Transportation on the Chesapeake Highway

"...two Ferry boats were procured...we made the mouth of the Severn River but the ignorance of the People on board, with respect to the navigation of it run us aground first on Greenbury Point from whence with much exertion and difficulty we got off; & then, having no knowledge of the Channel and the night being immensely dark with heavy and variable squals of wind - constant lightning & tremendous thunder - we soon grounded again on what is called Hornes point..." - George Washington, en route from Rock Hall to Annapolis, 24 March 1791.

Annapolis, at mid-18th century, the largest town on the western shore of the Chesapeake Bay, served as the main port for travelers crossing to the Eastern Shore and points north to Philadelphia and beyond.
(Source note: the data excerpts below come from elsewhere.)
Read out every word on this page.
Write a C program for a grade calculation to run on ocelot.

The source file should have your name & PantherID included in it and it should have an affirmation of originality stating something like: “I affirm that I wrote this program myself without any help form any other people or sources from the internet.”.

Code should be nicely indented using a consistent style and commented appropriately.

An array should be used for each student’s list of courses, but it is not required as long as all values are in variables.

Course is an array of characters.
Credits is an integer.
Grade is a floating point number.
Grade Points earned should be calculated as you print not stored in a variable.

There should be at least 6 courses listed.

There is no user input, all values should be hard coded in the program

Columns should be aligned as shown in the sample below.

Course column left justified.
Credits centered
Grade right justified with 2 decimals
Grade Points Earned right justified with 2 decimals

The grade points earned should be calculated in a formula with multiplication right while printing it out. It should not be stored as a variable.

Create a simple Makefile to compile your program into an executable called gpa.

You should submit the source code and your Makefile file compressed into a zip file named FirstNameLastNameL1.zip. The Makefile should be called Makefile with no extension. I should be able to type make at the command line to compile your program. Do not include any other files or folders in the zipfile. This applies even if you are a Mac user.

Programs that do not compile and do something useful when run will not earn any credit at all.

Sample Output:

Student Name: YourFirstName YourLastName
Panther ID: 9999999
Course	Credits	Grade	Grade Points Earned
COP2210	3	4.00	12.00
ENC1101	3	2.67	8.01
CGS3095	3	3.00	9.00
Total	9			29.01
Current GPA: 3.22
Those arriving at the harbor by sail could travel south by land from Annapolis to Upper Marlboro and across the Potomac River into Virginia. Sail-powered ferries carried passengers on the 15 mile voyage across the Bay from Annapolis to Rock Hall or to other locations on the Eastern Shore.

The new congress of the United States met in Annapolis from November 1783 until Jun 1784, drawing men to town from the thirteen new states that formed the nation's government. Two days before Christmas in 1783, George Washington resigned his commission in the State House Senate Chamber. Those delegates from Princeton, the previous meeting place, most likely arrived by taking a ferry across the Bay. Maryland's own delegates to earlier meetings of the Continental Congress in Philadelphia - like the state's four signer's of the Declaration of Independence (Charles Carrol of Carrollton, Samuel Chase, William Paca, and Thomas Stone) - had traveled the same route on the journeys back and forth. With ratification of the Treaty of Paris in January 1784, Annapolis became the country's first peacetime capital.

Sail and steam vessels continued to carry people and goods to and from Annapolis throughout the 19th century. This commerce became regional, rather than national once Baltimore emerged as Maryland's major metropolis. Annapolis became a market center for local farmers and fisheries, linked by steamboats to a network of towns and landings throughout the Bay.

Marker can be reached from Dock Street 0.1 miles from Market Space.